Agropecuária lidera crescimento das exportações

Entre os setores exportadores, o destaque foi a Agropecuária, que apresentou crescimento de 42,2% (alta de US$ 99,66 milhões na média diária) em comparação a novembro de 2024.

A Indústria de Transformação também mostrou bom desempenho, com avanço de 10,7% (US$ 88,02 milhões). Em contrapartida, a Indústria Extrativa teve retração de 22,7% (queda de US$ 90,63 milhões).

Indústria de Transformação impulsiona importações

No lado das importações, a Indústria de Transformação foi novamente o principal destaque, com crescimento de 8% (aumento de US$ 81,32 milhões na média diária).

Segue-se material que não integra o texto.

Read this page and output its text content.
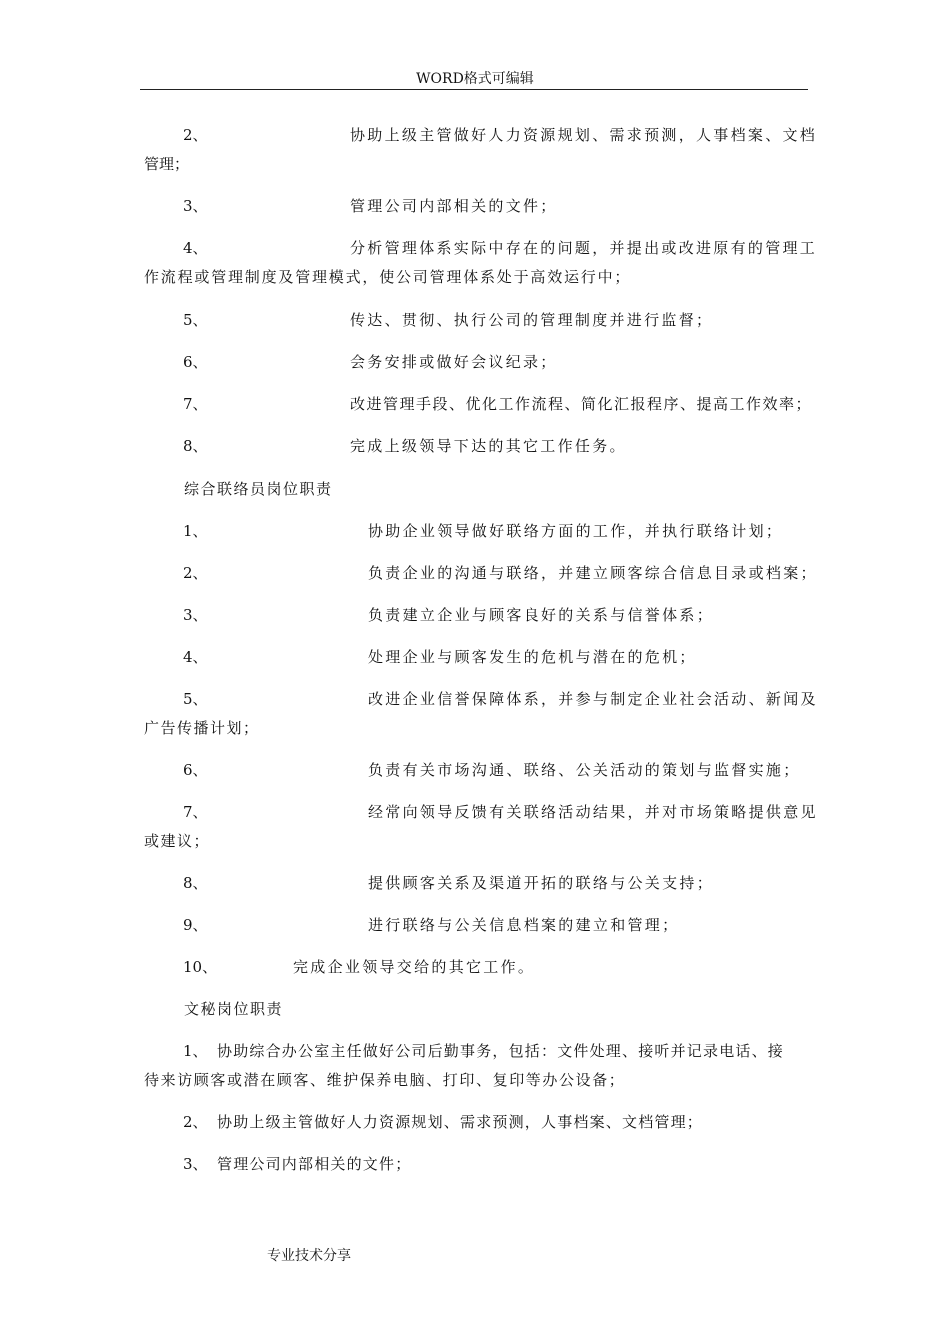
WORD格式可编辑
2、	协助上级主管做好人力资源规划、需求预测，人事档案、文档
管理；
3、	管理公司内部相关的文件；
4、	分析管理体系实际中存在的问题，并提出或改进原有的管理工
作流程或管理制度及管理模式，使公司管理体系处于高效运行中；
5、	传达、贯彻、执行公司的管理制度并进行监督；
6、	会务安排或做好会议纪录；
7、	改进管理手段、优化工作流程、简化汇报程序、提高工作效率；
8、	完成上级领导下达的其它工作任务。
综合联络员岗位职责
1、	协助企业领导做好联络方面的工作，并执行联络计划；
2、	负责企业的沟通与联络，并建立顾客综合信息目录或档案；
3、	负责建立企业与顾客良好的关系与信誉体系；
4、	处理企业与顾客发生的危机与潜在的危机；
5、	改进企业信誉保障体系，并参与制定企业社会活动、新闻及
广告传播计划；
6、	负责有关市场沟通、联络、公关活动的策划与监督实施；
7、	经常向领导反馈有关联络活动结果，并对市场策略提供意见
或建议；
8、	提供顾客关系及渠道开拓的联络与公关支持；
9、	进行联络与公关信息档案的建立和管理；
10、	完成企业领导交给的其它工作。
文秘岗位职责
1、 协助综合办公室主任做好公司后勤事务，包括：文件处理、接听并记录电话、接
待来访顾客或潜在顾客、维护保养电脑、打印、复印等办公设备；
2、 协助上级主管做好人力资源规划、需求预测，人事档案、文档管理；
3、 管理公司内部相关的文件；
专业技术分享
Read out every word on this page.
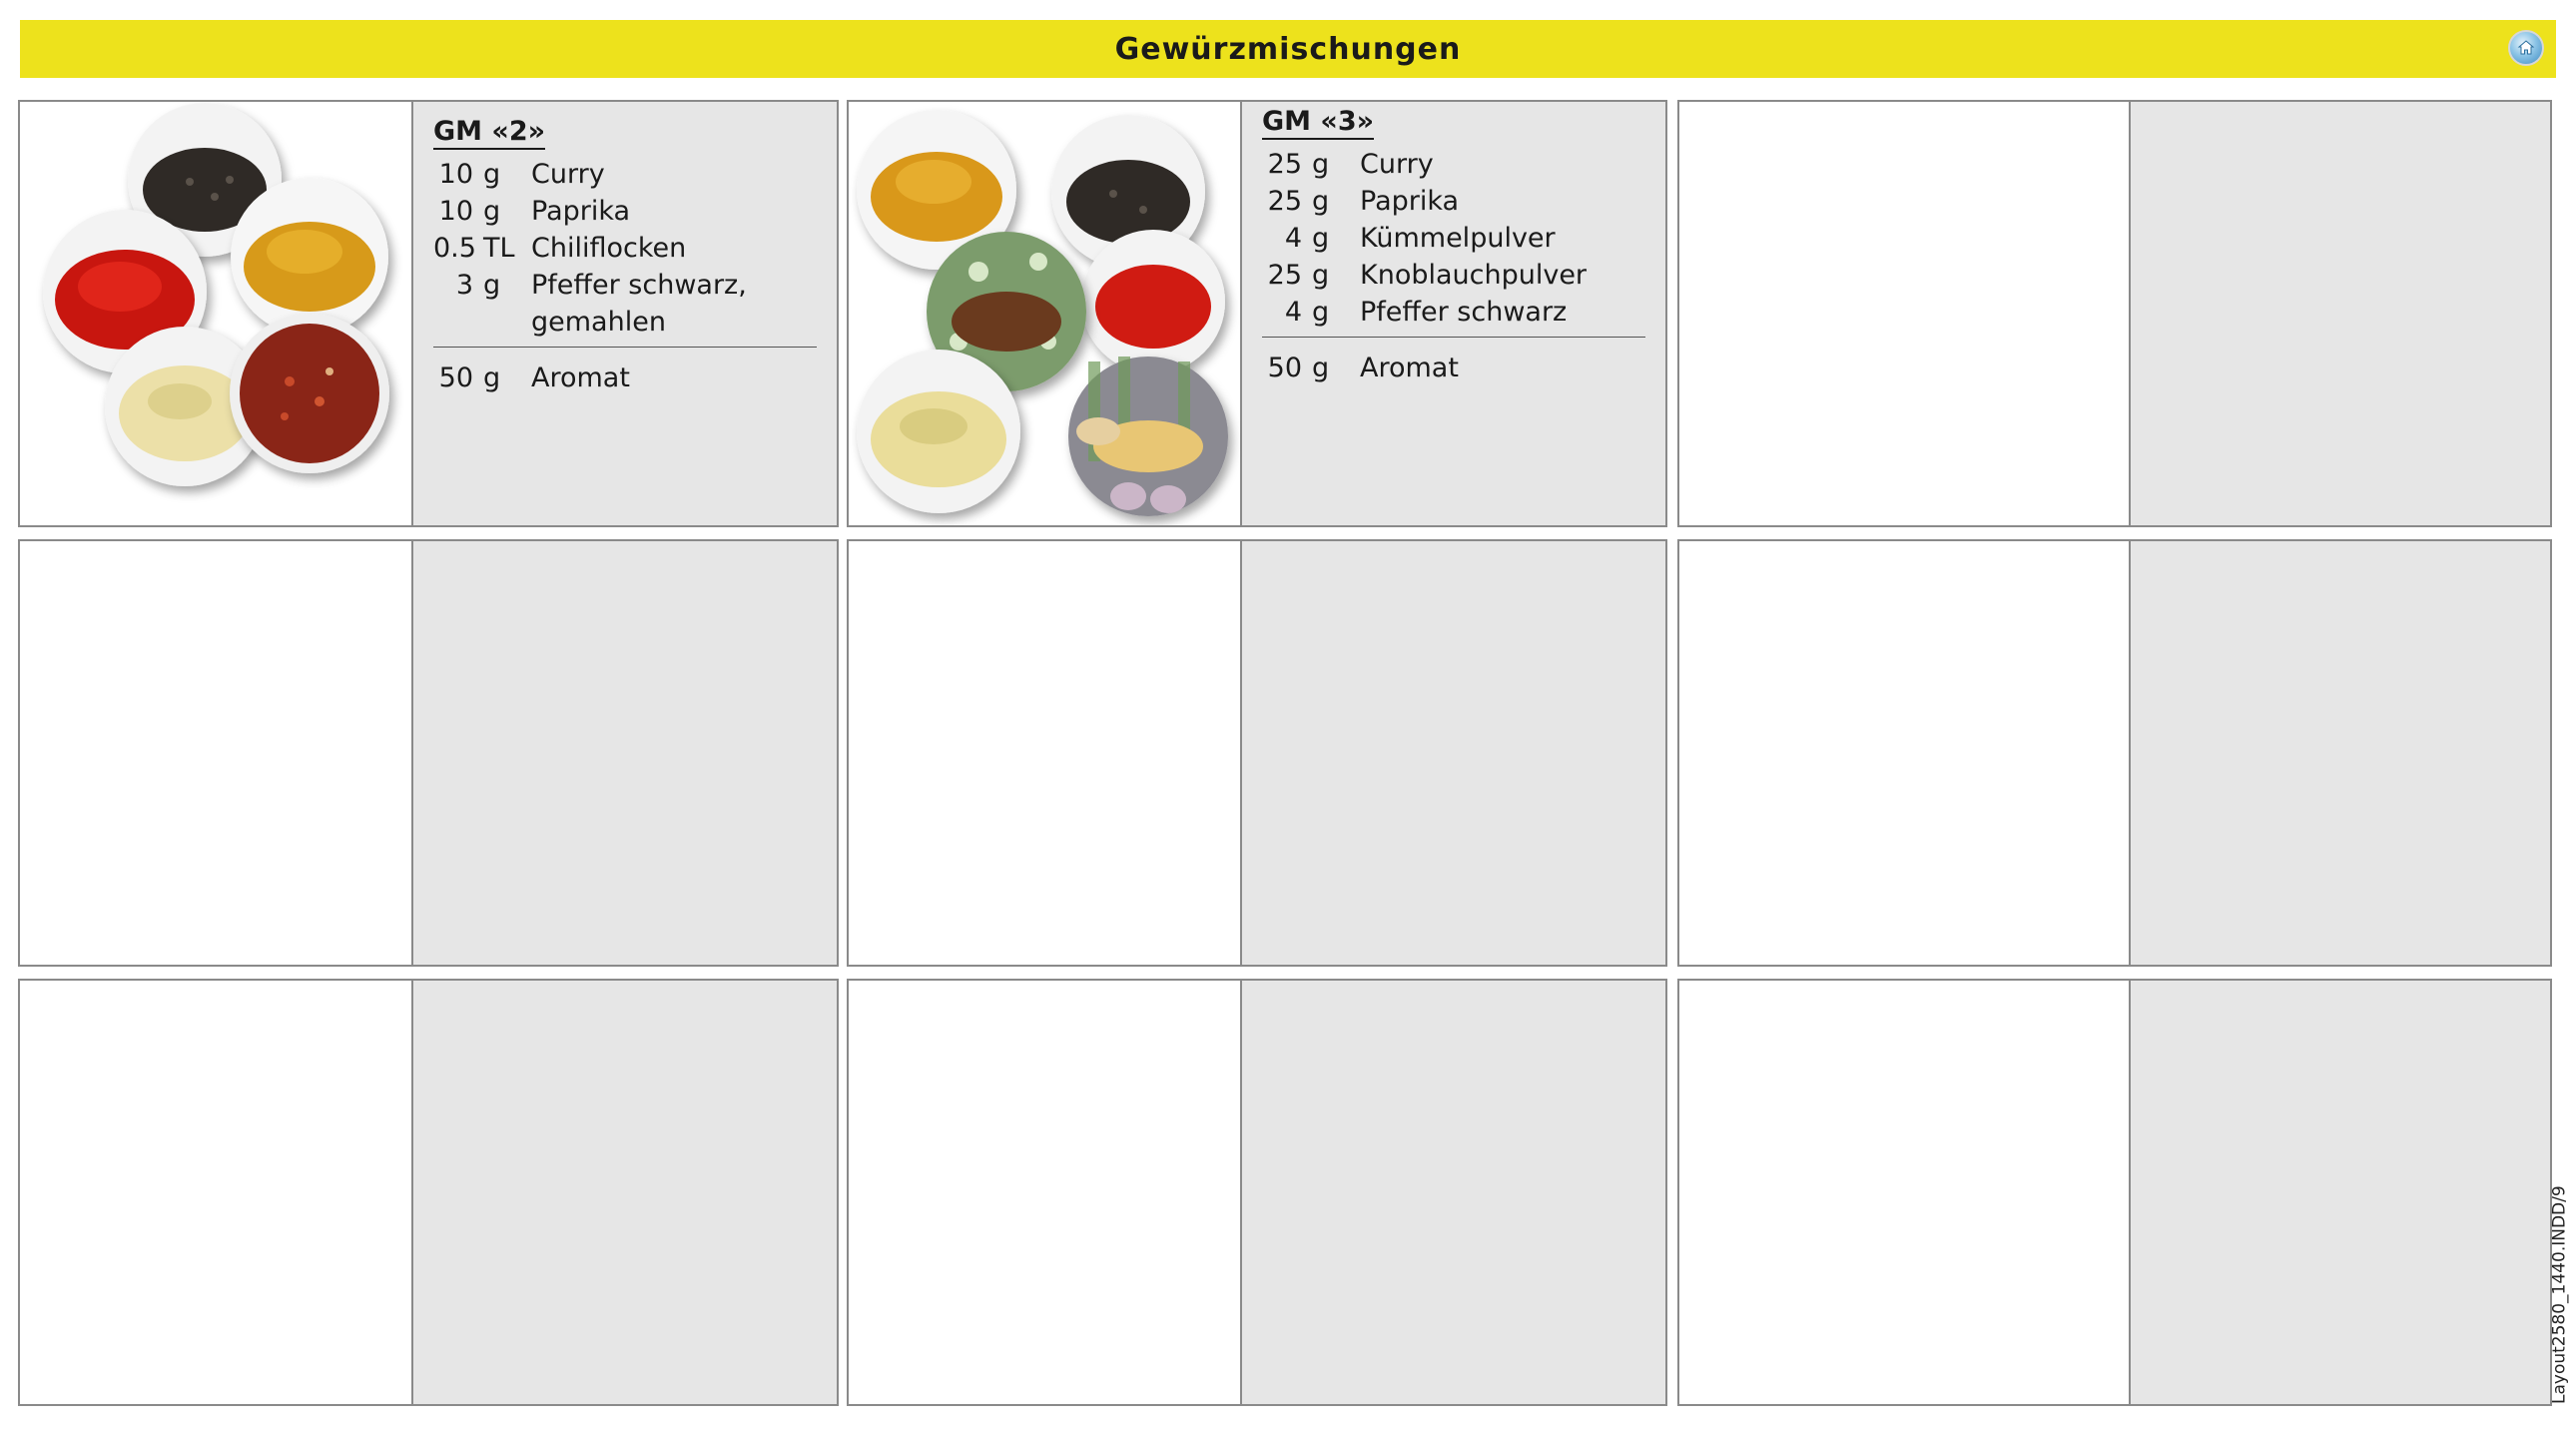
Gewürzmischungen
GM «2»
10 g	Curry
10 g	Paprika
0.5 TL Chiliflocken
3 g	Pfeffer schwarz,
gemahlen
50 g	Aromat
GM «3»
25 g	Curry
25 g	Paprika
4 g	Kümmelpulver
25 g	Knoblauchpulver
4 g	Pfeffer schwarz
50 g	Aromat
Layout2580_1440.INDD/9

A Indústria Extrativa registrou elevação de 11,5% (US$ 7,13 milhões), enquanto o setor Agropecuário apresentou queda de 5,2% (redução de US$ 1,16 milhão).

Perspectivas para o comércio exterior

Os resultados reforçam a resiliência do comércio exterior brasileiro, impulsionado pelo bom desempenho da agropecuária e pela recuperação gradual da indústria. Apesar das oscilações nos preços internacionais e da desaceleração de alguns segmentos, o saldo positivo da balança indica manutenção do ritmo de exportações no último trimestre de 2025.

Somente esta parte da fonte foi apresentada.